The woman’s eggs were pale blue. Emily realized that fatigue was making everything seem more than it was.
She was going to have to be very careful driving home.
She was practically dreaming while awake.
She could have an accident. It was good that she had stopped. She bought all the eggs the woman had.
At home, Connor and Stella were in pajamas and sitting at the table with her mother, eating cereal.
The linoleum—the same as when Emily lived here—had peeled up in places.
The room was sunny. Her mother drank from a Styrofoam cup.
“What’s all this?” she said as Emily set the many dozens of eggs on the table.
“They’re blue, ” said Stella.
“Are they robin’s eggs?” said Connor.
“Take a big robin to lay those,” said her mother. “A neighbor brought coffee. There’s a box of it on the counter. Want some?”
Emily shook her head.
“Look what Grandma showed me how to do.” Stella held up a white paper cutout girl. She stretched her hands wide and the girl became many girls, a garland of them, pleated where they joined.

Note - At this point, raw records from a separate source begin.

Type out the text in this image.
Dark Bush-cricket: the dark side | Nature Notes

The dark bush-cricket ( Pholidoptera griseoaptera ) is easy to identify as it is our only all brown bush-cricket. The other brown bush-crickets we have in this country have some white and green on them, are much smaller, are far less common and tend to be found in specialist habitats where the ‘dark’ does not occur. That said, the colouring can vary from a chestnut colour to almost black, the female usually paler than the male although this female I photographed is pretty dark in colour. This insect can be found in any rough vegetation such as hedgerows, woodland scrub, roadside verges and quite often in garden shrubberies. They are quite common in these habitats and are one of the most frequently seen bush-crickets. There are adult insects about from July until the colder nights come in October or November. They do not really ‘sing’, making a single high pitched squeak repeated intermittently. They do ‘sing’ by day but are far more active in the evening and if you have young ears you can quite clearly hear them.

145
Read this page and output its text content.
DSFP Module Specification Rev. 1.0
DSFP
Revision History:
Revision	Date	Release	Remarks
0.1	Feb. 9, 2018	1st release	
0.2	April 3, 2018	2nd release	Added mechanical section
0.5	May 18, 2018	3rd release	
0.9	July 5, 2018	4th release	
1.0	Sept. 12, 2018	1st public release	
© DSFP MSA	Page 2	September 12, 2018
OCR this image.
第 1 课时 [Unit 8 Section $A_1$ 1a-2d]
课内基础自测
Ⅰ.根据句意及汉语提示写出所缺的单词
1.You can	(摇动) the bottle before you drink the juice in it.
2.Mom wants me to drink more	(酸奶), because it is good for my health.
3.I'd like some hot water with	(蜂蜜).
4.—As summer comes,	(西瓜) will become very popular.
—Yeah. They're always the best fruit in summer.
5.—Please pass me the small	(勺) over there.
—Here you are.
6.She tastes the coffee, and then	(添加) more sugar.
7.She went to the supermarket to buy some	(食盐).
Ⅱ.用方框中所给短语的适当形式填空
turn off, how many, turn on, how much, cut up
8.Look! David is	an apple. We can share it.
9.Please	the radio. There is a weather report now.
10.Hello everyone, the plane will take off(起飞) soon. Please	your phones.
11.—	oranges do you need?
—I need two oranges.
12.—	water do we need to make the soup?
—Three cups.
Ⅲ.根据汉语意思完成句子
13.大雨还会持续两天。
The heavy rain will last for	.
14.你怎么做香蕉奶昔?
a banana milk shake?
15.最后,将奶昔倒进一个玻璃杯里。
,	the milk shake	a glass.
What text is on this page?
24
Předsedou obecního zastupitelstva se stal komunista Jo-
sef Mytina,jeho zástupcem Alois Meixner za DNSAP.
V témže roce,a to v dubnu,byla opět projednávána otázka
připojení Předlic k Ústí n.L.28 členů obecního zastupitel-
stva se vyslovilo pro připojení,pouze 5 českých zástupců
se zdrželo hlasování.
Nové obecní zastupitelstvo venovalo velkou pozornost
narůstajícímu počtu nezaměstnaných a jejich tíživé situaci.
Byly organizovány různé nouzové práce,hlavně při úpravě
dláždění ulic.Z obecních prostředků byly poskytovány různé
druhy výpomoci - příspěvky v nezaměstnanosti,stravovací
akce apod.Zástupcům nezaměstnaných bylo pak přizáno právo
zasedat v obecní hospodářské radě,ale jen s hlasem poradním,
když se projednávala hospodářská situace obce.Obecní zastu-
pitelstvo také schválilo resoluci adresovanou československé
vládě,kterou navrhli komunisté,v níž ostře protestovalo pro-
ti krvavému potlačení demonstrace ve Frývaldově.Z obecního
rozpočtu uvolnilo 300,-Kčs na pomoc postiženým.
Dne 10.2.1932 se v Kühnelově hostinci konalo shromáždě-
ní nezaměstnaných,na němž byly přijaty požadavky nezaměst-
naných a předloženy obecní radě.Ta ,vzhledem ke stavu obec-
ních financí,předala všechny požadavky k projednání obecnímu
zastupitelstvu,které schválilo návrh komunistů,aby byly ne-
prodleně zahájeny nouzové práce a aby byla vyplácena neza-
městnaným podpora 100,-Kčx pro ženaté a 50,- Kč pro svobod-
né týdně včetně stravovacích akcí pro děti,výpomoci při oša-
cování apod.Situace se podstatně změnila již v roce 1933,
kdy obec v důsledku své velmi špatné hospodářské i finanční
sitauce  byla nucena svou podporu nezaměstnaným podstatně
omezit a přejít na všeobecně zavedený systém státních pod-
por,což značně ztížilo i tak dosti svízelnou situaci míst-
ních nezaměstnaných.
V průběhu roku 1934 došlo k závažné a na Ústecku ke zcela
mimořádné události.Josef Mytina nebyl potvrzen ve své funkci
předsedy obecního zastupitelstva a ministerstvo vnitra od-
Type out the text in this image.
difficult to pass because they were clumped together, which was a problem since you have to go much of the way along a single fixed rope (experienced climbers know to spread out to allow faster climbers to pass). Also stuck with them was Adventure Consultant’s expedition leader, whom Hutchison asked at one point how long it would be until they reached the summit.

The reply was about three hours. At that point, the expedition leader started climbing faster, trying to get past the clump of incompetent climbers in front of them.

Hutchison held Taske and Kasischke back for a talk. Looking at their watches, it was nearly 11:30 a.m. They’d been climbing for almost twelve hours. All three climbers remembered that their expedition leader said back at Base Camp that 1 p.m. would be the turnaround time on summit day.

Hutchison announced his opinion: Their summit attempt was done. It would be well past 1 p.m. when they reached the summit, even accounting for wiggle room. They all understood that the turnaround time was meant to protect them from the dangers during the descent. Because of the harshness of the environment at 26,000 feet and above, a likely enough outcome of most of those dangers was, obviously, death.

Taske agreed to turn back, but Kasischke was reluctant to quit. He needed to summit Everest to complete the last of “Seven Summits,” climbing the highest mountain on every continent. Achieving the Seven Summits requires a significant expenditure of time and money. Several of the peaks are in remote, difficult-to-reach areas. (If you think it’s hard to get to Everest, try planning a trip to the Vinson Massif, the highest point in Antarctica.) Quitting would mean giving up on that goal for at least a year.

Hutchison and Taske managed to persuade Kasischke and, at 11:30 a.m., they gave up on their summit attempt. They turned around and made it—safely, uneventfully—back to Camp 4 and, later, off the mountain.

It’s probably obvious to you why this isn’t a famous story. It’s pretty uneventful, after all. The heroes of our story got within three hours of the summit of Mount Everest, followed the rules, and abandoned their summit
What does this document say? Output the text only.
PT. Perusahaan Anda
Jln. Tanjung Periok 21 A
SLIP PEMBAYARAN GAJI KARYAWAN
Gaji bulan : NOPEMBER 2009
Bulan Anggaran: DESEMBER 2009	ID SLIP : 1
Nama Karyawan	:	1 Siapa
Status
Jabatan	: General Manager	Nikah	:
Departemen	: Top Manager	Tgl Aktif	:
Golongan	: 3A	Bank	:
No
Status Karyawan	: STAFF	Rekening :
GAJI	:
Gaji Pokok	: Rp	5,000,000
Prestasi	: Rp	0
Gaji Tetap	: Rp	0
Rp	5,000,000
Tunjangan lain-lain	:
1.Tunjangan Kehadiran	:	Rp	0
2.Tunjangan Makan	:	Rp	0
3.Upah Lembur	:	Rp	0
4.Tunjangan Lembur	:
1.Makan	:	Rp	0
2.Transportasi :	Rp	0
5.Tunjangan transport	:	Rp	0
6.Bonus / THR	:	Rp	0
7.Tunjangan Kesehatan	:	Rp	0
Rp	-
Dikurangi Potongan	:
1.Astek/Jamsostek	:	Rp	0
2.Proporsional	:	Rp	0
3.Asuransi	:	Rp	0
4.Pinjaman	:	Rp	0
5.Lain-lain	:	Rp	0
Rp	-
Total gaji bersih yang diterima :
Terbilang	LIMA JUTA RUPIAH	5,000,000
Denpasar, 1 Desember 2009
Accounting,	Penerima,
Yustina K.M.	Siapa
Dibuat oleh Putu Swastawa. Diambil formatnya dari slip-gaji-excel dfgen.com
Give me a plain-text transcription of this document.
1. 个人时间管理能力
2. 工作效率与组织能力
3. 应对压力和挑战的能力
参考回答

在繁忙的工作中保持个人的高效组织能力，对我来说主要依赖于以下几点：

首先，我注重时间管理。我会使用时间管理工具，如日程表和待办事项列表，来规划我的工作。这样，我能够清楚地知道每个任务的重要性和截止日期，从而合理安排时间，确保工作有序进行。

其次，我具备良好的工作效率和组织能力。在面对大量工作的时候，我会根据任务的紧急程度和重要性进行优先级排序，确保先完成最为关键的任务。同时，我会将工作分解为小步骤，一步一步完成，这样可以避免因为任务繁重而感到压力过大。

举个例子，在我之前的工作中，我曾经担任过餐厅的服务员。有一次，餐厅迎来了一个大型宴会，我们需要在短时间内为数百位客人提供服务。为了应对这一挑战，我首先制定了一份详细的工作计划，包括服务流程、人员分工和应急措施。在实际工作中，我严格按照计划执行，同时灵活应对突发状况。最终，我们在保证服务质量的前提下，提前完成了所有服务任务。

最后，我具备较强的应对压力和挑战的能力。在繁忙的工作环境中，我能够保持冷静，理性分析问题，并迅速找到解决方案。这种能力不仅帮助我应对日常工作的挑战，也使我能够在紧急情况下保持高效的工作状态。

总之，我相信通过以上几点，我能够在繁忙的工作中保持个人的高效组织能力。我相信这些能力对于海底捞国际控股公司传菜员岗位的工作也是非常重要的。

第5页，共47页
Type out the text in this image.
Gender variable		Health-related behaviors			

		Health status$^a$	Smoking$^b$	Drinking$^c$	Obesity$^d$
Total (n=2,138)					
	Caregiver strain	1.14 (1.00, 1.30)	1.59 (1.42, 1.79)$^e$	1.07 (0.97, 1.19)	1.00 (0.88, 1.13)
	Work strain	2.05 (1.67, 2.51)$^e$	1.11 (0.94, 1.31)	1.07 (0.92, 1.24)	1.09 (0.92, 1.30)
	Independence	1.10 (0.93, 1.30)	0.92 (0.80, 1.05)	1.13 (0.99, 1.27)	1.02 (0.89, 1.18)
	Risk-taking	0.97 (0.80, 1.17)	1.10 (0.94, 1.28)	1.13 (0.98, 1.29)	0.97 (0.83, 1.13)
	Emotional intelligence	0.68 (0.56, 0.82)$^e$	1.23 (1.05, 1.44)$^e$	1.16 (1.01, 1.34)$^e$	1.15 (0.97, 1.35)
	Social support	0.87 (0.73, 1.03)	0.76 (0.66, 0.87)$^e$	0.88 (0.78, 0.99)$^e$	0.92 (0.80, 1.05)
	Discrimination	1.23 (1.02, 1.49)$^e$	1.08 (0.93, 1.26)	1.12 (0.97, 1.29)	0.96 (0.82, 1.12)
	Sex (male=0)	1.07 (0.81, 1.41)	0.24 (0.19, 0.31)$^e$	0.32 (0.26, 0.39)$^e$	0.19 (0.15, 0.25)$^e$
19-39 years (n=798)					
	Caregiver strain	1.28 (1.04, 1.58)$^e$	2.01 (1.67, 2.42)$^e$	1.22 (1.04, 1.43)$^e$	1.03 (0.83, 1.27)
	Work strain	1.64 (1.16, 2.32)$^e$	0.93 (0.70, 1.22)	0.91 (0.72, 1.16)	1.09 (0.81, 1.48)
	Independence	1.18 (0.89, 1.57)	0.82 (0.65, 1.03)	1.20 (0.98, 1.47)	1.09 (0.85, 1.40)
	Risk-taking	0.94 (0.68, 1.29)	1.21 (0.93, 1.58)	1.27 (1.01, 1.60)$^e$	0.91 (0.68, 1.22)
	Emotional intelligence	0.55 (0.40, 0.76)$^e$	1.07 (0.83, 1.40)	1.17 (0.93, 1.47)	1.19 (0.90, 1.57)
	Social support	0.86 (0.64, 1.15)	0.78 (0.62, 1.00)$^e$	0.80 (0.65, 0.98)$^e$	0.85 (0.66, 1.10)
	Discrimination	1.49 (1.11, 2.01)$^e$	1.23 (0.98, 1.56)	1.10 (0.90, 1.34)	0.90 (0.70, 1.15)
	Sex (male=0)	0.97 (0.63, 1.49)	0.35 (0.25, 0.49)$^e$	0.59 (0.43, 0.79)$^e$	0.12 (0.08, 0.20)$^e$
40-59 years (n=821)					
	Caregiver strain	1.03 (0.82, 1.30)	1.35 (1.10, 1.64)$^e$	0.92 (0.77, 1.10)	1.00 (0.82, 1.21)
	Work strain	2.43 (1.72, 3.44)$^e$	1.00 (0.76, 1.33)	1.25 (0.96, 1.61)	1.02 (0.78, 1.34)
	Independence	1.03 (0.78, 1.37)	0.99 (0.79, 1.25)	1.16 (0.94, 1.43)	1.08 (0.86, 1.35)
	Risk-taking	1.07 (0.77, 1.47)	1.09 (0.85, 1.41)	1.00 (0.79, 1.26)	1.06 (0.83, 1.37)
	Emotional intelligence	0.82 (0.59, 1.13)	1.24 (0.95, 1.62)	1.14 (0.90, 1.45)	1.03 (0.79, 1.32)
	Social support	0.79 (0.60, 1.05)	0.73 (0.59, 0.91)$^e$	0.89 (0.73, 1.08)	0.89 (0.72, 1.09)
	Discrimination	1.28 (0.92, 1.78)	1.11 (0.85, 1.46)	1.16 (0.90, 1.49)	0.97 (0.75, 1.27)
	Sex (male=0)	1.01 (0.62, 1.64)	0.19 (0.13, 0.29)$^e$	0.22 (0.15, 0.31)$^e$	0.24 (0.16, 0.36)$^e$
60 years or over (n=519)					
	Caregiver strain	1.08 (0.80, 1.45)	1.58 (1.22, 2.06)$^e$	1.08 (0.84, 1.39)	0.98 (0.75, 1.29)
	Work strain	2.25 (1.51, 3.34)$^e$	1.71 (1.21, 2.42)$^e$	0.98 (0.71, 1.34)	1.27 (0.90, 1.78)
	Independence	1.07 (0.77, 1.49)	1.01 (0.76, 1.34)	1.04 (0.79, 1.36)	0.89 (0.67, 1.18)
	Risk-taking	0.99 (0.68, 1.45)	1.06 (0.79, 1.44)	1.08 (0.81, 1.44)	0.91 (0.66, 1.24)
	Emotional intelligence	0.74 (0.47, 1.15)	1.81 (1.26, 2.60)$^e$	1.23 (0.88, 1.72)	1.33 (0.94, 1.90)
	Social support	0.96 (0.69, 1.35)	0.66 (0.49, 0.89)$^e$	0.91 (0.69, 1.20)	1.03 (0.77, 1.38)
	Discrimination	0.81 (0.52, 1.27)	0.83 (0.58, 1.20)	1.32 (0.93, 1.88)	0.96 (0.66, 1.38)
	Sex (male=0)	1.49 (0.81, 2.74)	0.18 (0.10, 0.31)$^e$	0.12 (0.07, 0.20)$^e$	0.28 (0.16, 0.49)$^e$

“Better get some sleep,” said her mother, “or you’ll drop where you stand.”
Emily went to her room. The sheets were clean. Emily closed her eyes and saw the paper doll chain, each girl identical—were they identical?—unfolding between her daughter’s hands. Sleep was an undertow. Her room smelled like childhood.
When she woke, her mother was watching television and the children were playing outside. It was late afternoon. Through the open windows, Emily could hear that Connor was trying to catch a garter snake. “But what will you do with it?” said Stella. “What will you do ?”
Emily went outside and said that she wanted to talk with them. They squinted up at her. “Gen’s grandmother is sick and won’t get better,” she said. “Nella will die soon. She’s Gen’s only parent.”
“No, she’s her grandmother,” said Stella.
“She’s a parent, too. Gen’s mother died when Gen was a little older than Connor. I’m not sure if Gen’s father knows that she exists. When Gen was born, her mother lived with Nella and worked as a carpenter. Then Gen’s mother was injured at work and the doctor gave her bad medicine.”
“What kind of medicine?” said Connor.